Shortly before Trump signed the executive order, Tyler submitted testimony to a House subcommittee hearing about the “Johnson Amendment.” In April, the BJC spearhead a coalition of 99 faith groups that sent a letter to Congressional leaders urging them not to repeal the “Johnson Amendment.” Among the 99 groups signing the letter: Alliance of Baptists, American Baptist Churches USA, Baptist Joint Committee for Religious Liberty, Churchnet, Cooperative Baptist Fellowship, Cooperative Baptist Fellowship Heartland and National Baptist Convention of America.
The Cooperative Baptist Fellowship responded to the new executive order by rereleasing the BJC letter and urging Baptists to add their signature. CBF executive coordinator Suzii Paynter, CBF executive coordinator, added, “Partisan politics have no place in our pulpits. In fact, it’s the absence of that very thing — partisan politics — that gives us the power to speak with moral authority on issues of the day.”

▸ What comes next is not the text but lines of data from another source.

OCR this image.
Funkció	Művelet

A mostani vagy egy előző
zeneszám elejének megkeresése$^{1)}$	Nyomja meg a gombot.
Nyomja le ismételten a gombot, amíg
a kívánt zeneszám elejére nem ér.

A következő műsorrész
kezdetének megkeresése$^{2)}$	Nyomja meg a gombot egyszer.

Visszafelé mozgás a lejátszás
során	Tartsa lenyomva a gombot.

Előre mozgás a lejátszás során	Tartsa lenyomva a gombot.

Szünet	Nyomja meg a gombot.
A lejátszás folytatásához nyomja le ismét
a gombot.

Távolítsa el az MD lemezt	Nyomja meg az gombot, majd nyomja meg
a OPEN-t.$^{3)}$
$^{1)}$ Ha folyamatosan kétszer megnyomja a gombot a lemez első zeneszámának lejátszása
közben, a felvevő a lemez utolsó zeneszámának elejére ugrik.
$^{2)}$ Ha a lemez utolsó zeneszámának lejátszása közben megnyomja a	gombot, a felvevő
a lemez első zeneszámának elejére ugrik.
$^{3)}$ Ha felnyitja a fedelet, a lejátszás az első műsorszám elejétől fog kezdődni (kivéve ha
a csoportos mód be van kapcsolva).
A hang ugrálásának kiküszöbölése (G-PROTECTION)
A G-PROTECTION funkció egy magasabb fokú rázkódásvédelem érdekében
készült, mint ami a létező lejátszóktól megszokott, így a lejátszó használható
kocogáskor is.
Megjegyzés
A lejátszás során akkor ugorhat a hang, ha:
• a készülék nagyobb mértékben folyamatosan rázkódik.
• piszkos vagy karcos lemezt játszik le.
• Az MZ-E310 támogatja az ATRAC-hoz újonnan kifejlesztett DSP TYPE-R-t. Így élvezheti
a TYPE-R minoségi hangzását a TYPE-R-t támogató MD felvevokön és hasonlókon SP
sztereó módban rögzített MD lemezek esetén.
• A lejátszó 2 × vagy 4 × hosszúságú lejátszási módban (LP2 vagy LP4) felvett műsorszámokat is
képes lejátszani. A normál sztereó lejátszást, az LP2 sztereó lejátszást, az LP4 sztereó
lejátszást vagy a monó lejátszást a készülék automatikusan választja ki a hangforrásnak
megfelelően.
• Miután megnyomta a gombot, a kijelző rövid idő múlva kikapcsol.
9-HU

John Upton, executive director of the Baptist General Association of Virginia and former president of the Baptist World Alliance, said he is “saddened by today’s executive order.” He also praised the work of the BJC in addressing the issue.
Gus Reyes, director of the Texas Baptist Life Commission, similarly expressed his support of the “Johnson Amendment.” Noting the importance of religious liberty, he explained the targeted regulation “is not a threat to religious liberty.”
“While I wholeheartedly think pastors should speak to current issues in their communities, I caution against turning the pulpit into a place for partisan politics and the endorsement of candidates,” Reyes added. “It is important to recognize the diversity of the body of Christ, including political affiliations. We should remain focused on loving our neighbors and spreading the gospel.”